I am using matplotlib.pyplot
to animate some array data. The data is in the form of an intensity map, so I have a mesh of x and y locations, and a value associated with those locations.
The difficulty is that I cannot simply update the intensity data because the x and y locations change as well.
For example, I can get something like this work, but it requires having an over-determined x and y grid first that will cover the entire range:
cax = ax.pcolormesh(x, y, G[:-1, :-1, 0],
vmin=-1, vmax=1, cmap='Blues')
fig.colorbar(cax)
def animate(i):
cax.set_array(G[:-1, :-1, i].flatten())
This works, but I end up with a fairly large intensity array filled mostly with zeros.
I have found an example here that allows the x and y values to be changed. Here is a modified MWE:
import numpy as np
import matplotlib.pyplot as plt
import matplotlib.animation as animation
fig2 = plt.figure()
x = np.arange(-9, 10)
y = np.arange(-9, 10).reshape(-1, 1)
base = np.hypot(x, y)
ims = []
for add in np.arange(15):
x = np.arange(-9+add, 10+add)
y = np.arange(-9+add, 10+add)
x, y = np.meshgrid(x, y)
ims.append((plt.pcolormesh(x, y, base + add, norm=plt.Normalize(0, 30)),))

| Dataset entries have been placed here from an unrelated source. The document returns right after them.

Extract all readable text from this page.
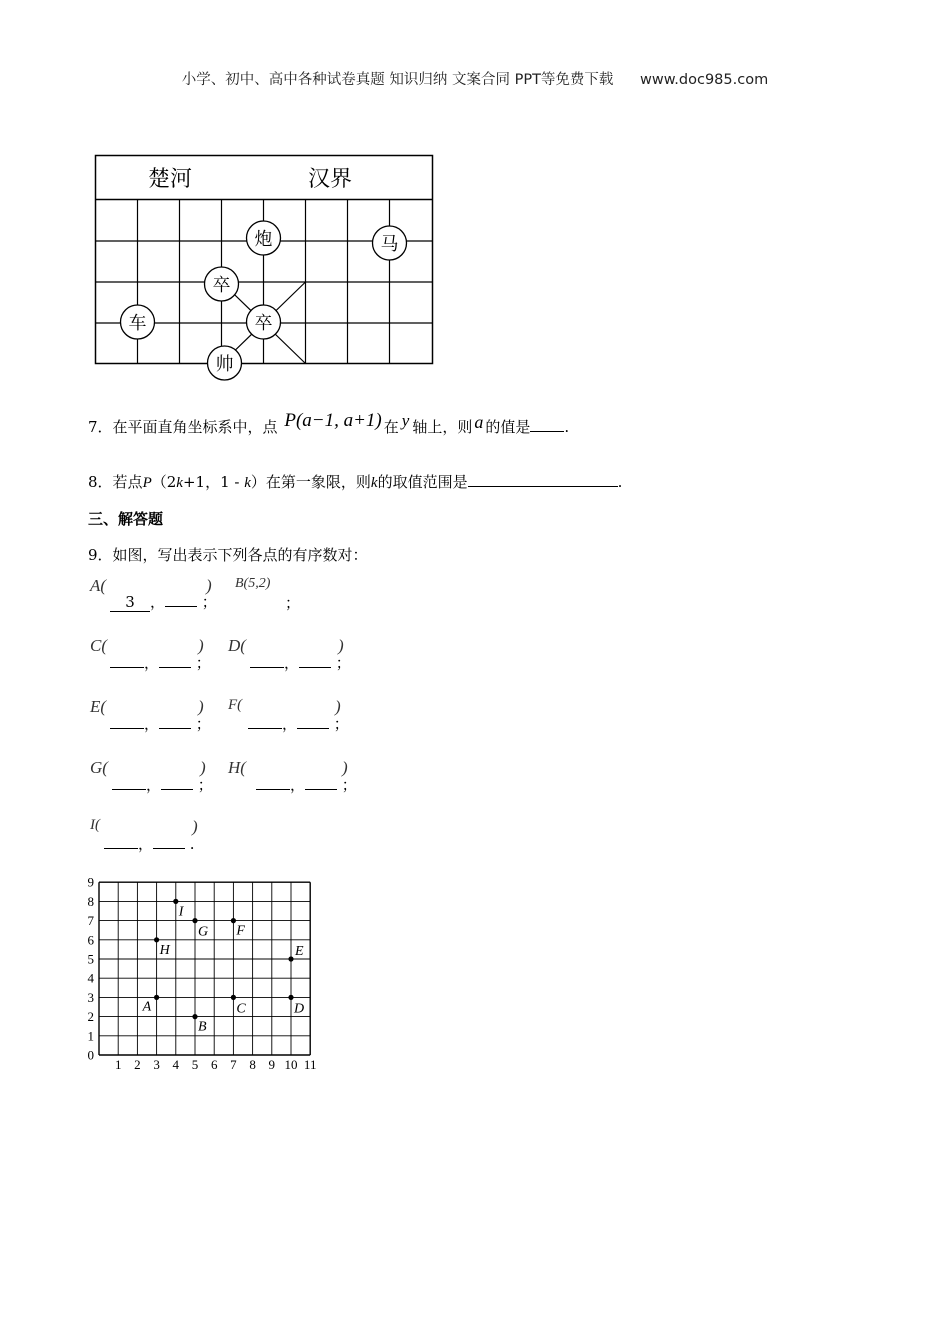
小学、初中、高中各种试卷真题 知识归纳 文案合同 PPT等免费下载 www.doc985.com
楚河	汉界
炮	马
卒
卒
车
帅
7．在平面直角坐标系中，点 P(a−1, a+1) 在 y 轴上，则 a 的值是 .
8．若点P（2k+1，1 - k）在第一象限，则k的取值范围是	.
三、解答题
9．如图，写出表示下列各点的有序数对：
A(	)
3 ， ；
B(5,2)
；
C(	)
， ；
D(	)
， ；
E(	)
， ；
F(	)
， ；
G(	)
， ；
H(	)
， ；
I(	)
， .
1 2 3 4 5 6 7 8 9 10 11
0
1
2
3
4
5
6
7
8
9
A
B
C	D
E
F
G
H
I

im_ani = animation.ArtistAnimation(fig2, ims, interval=50, repeat_delay=3000,
blit=True)
plt.show()
The issue here is two-fold. First, I have about 3000 frames, so the list ims
becomes unmanageable. Secondly, how can I get the data to clear between frames and not show every frame all at once? Perhaps there's a better way altogether?
Bonus: using a slider could be an alternative to an animation. I've used Slider
on these types of data before, but only by initializing a huge x and y grid.
Thanks for the help! Apologies if I'm not using the proper tags.